According to earlier testimony from a mutual friend of the two teens, Kasprzak had talked about a 17-year-old boy "L.J." that she liked. But police were never able to prove that this boy ever existed. Leavitt referred to him as a "phantom" and "Santa Claus' second cousin" during his closing argument.

A cellphone expert testified Wednesday that they were able to pinpoint where the defendant was when Kasprzak's mother called him at 9:01 p.m. that night.

He was near a pedestrian bridge west of 12600 South along the Jordan River Parkway in Draper, testified Sy Ray, who is the president of a company that specializes in police cellphone investigations.

That's the same bridge — upstream from where the girl's beaten body was later pulled from the river — where drops of Kasprzak's blood were found the next day.

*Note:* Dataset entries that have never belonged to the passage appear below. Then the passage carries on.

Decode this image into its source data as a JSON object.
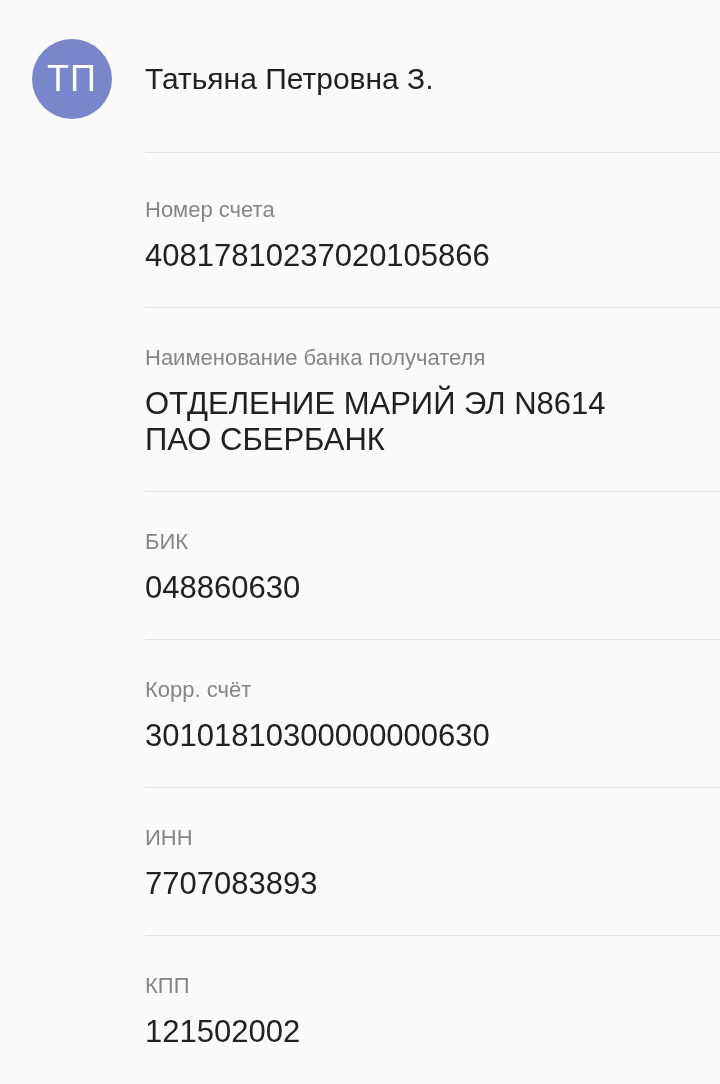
{
  "contact": {
    "initials": "ТП",
    "name": "Татьяна Петровна З."
  },
  "fields": [
    {
      "label": "Номер счета",
      "value": "40817810237020105866"
    },
    {
      "label": "Наименование банка получателя",
      "value": "ОТДЕЛЕНИЕ МАРИЙ ЭЛ N8614\nПАО СБЕРБАНК"
    },
    {
      "label": "БИК",
      "value": "048860630"
    },
    {
      "label": "Корр. счёт",
      "value": "30101810300000000630"
    },
    {
      "label": "ИНН",
      "value": "7707083893"
    },
    {
      "label": "КПП",
      "value": "121502002"
    }
  ]
}
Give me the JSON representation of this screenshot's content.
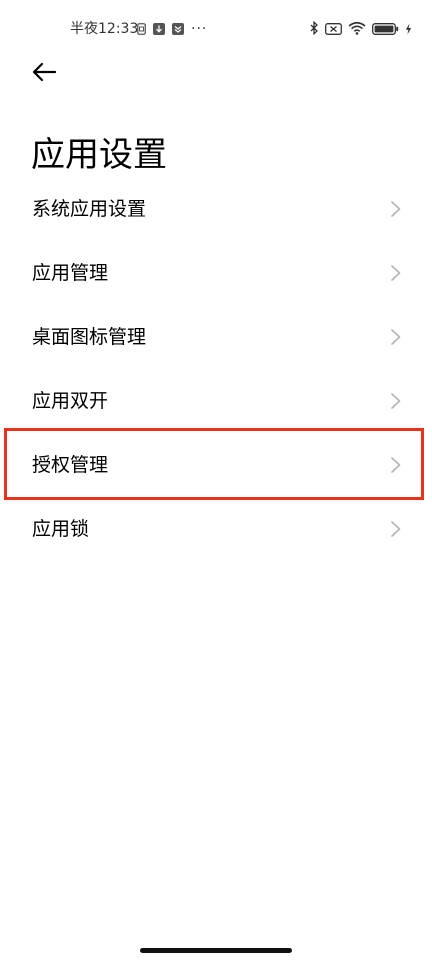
{
  "status_bar": {
    "time": "半夜12:33",
    "icons_left": [
      "sim-card-icon",
      "download-icon",
      "notification-icon",
      "more-dots-icon"
    ],
    "icons_right": [
      "bluetooth-icon",
      "no-signal-icon",
      "wifi-icon",
      "battery-icon",
      "charging-icon"
    ],
    "more_dots": "···"
  },
  "header": {
    "back_icon": "back-arrow-icon",
    "title": "应用设置"
  },
  "menu": {
    "items": [
      {
        "label": "系统应用设置"
      },
      {
        "label": "应用管理"
      },
      {
        "label": "桌面图标管理"
      },
      {
        "label": "应用双开"
      },
      {
        "label": "授权管理"
      },
      {
        "label": "应用锁"
      }
    ],
    "chevron_icon": "chevron-right-icon"
  },
  "highlight": {
    "item_label": "授权管理",
    "color": "#e8341c"
  }
}
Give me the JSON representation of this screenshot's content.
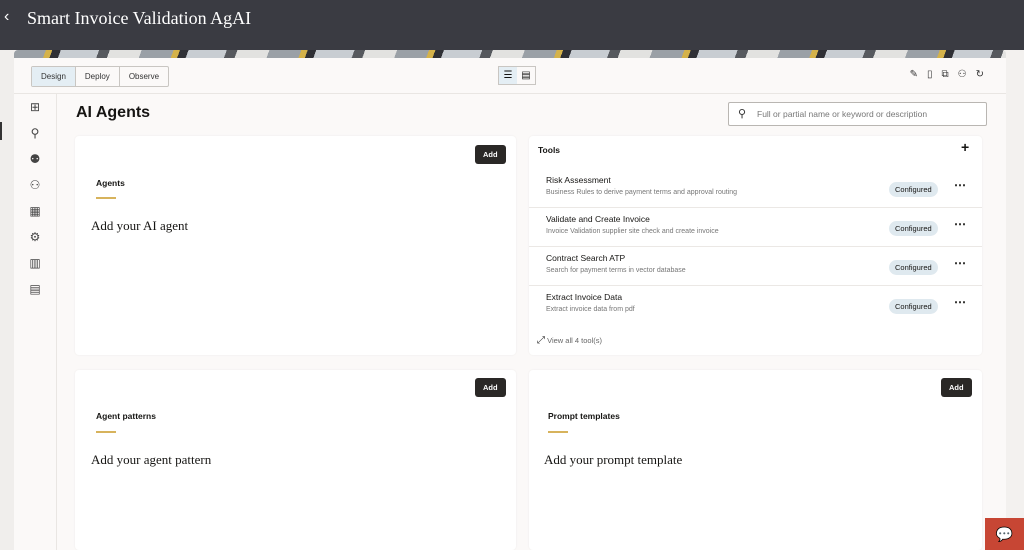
{
  "header": {
    "back_icon": "‹",
    "title": "Smart Invoice Validation AgAI"
  },
  "toolbar": {
    "modes": [
      "Design",
      "Deploy",
      "Observe"
    ],
    "active_mode": "Design"
  },
  "page_title": "AI Agents",
  "search": {
    "placeholder": "Full or partial name or keyword or description"
  },
  "agents": {
    "title": "Agents",
    "add": "Add",
    "empty": "Add your AI agent"
  },
  "tools": {
    "title": "Tools",
    "add_icon": "+",
    "items": [
      {
        "name": "Risk Assessment",
        "desc": "Business Rules to derive payment terms and approval routing",
        "status": "Configured"
      },
      {
        "name": "Validate and Create Invoice",
        "desc": "Invoice Validation supplier site check and create invoice",
        "status": "Configured"
      },
      {
        "name": "Contract Search ATP",
        "desc": "Search for payment terms in vector database",
        "status": "Configured"
      },
      {
        "name": "Extract Invoice Data",
        "desc": "Extract invoice data from pdf",
        "status": "Configured"
      }
    ],
    "view_all": "View all 4 tool(s)"
  },
  "patterns": {
    "title": "Agent patterns",
    "add": "Add",
    "empty": "Add your agent pattern"
  },
  "prompts": {
    "title": "Prompt templates",
    "add": "Add",
    "empty": "Add your prompt template"
  }
}
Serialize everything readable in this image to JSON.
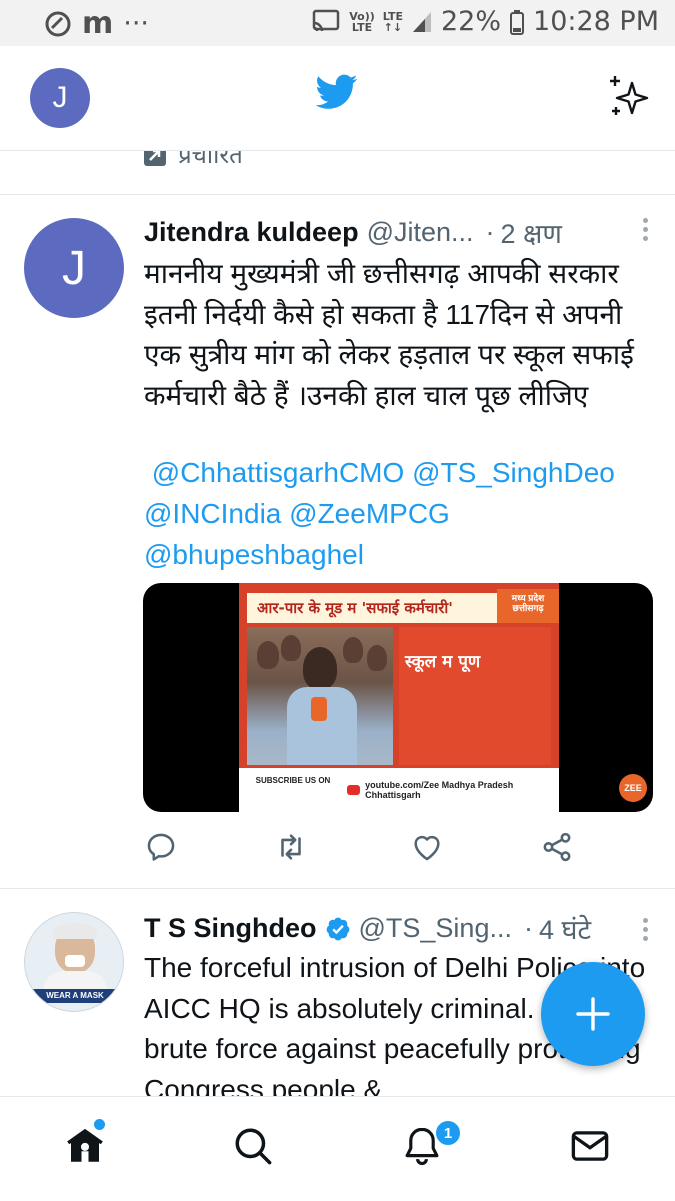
{
  "status_bar": {
    "network_label_1": "Vo))",
    "network_label_2": "LTE",
    "lte_label": "LTE",
    "battery": "22%",
    "time": "10:28 PM",
    "app_letter": "m",
    "more": "···"
  },
  "header": {
    "avatar_letter": "J",
    "logo_icon": "twitter-bird-icon",
    "sparkle_icon": "sparkle-icon"
  },
  "promoted_label": "प्रचारित",
  "tweet1": {
    "avatar_letter": "J",
    "name": "Jitendra kuldeep",
    "handle": "@Jiten...",
    "separator": "·",
    "time": "2 क्षण",
    "text": "माननीय मुख्यमंत्री जी छत्तीसगढ़ आपकी सरकार इतनी निर्दयी कैसे हो सकता है 117दिन से अपनी एक सुत्रीय मांग को लेकर हड़ताल पर स्कूल सफाई कर्मचारी बैठे हैं ।उनकी हाल चाल पूछ लीजिए",
    "mentions": [
      "@ChhattisgarhCMO",
      "@TS_SinghDeo",
      "@INCIndia",
      "@ZeeMPCG",
      "@bhupeshbaghel"
    ],
    "media": {
      "banner": "आर-पार के मूड म 'सफाई कर्मचारी'",
      "side_text": "स्कूल म पूण",
      "zee_box": "मध्य प्रदेश छत्तीसगढ़",
      "subscribe": "SUBSCRIBE US ON",
      "youtube": "youtube.com/Zee Madhya Pradesh Chhattisgarh",
      "corner_logo": "ZEE"
    }
  },
  "tweet2": {
    "name": "T S Singhdeo",
    "verified_icon": "verified-badge-icon",
    "handle": "@TS_Sing...",
    "separator": "·",
    "time": "4 घंटे",
    "text": "The forceful intrusion of Delhi Police into AICC HQ is absolutely criminal. Use of brute force against peacefully protesting Congress people &",
    "avatar_caption": "WEAR A MASK"
  },
  "nav": {
    "notifications_badge": "1"
  }
}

Kasprzak-Bratcher said she looked directly at the defendant several times during her testimony — it was the first time she had sat across from him since he was at their home for dinner years ago.

"The idea that he at one moment could be calm and mellow and talking to me on the phone, and the next be killing my daughter and then calling me after, makes me sick," she told news reporters Wednesday.

Kasprzak had been telling her friends and family that she was pregnant with the boy's baby, though her stepfather testified Monday that she wasn't pregnant.

She wrote in a journal that she believed her boyfriend "did not want the baby that she told him she was carrying," according to a search warrant affidavit.

Kasprzak-Bratcher testified that she knew about the pregnancy rumor and that it wasn't surprising her adopted daughter would make up something like that. She sometimes lied, the mother testified, and at times would make up fictitious people.

"The idea of being pregnant was in some ways appealing to her," the mother testified. "... Her kind of fantasy about having this baby [was that] this is the one person who would love her unconditionally."

The defendant was arrested and charged in October 2014, at which time he was living in Colorado.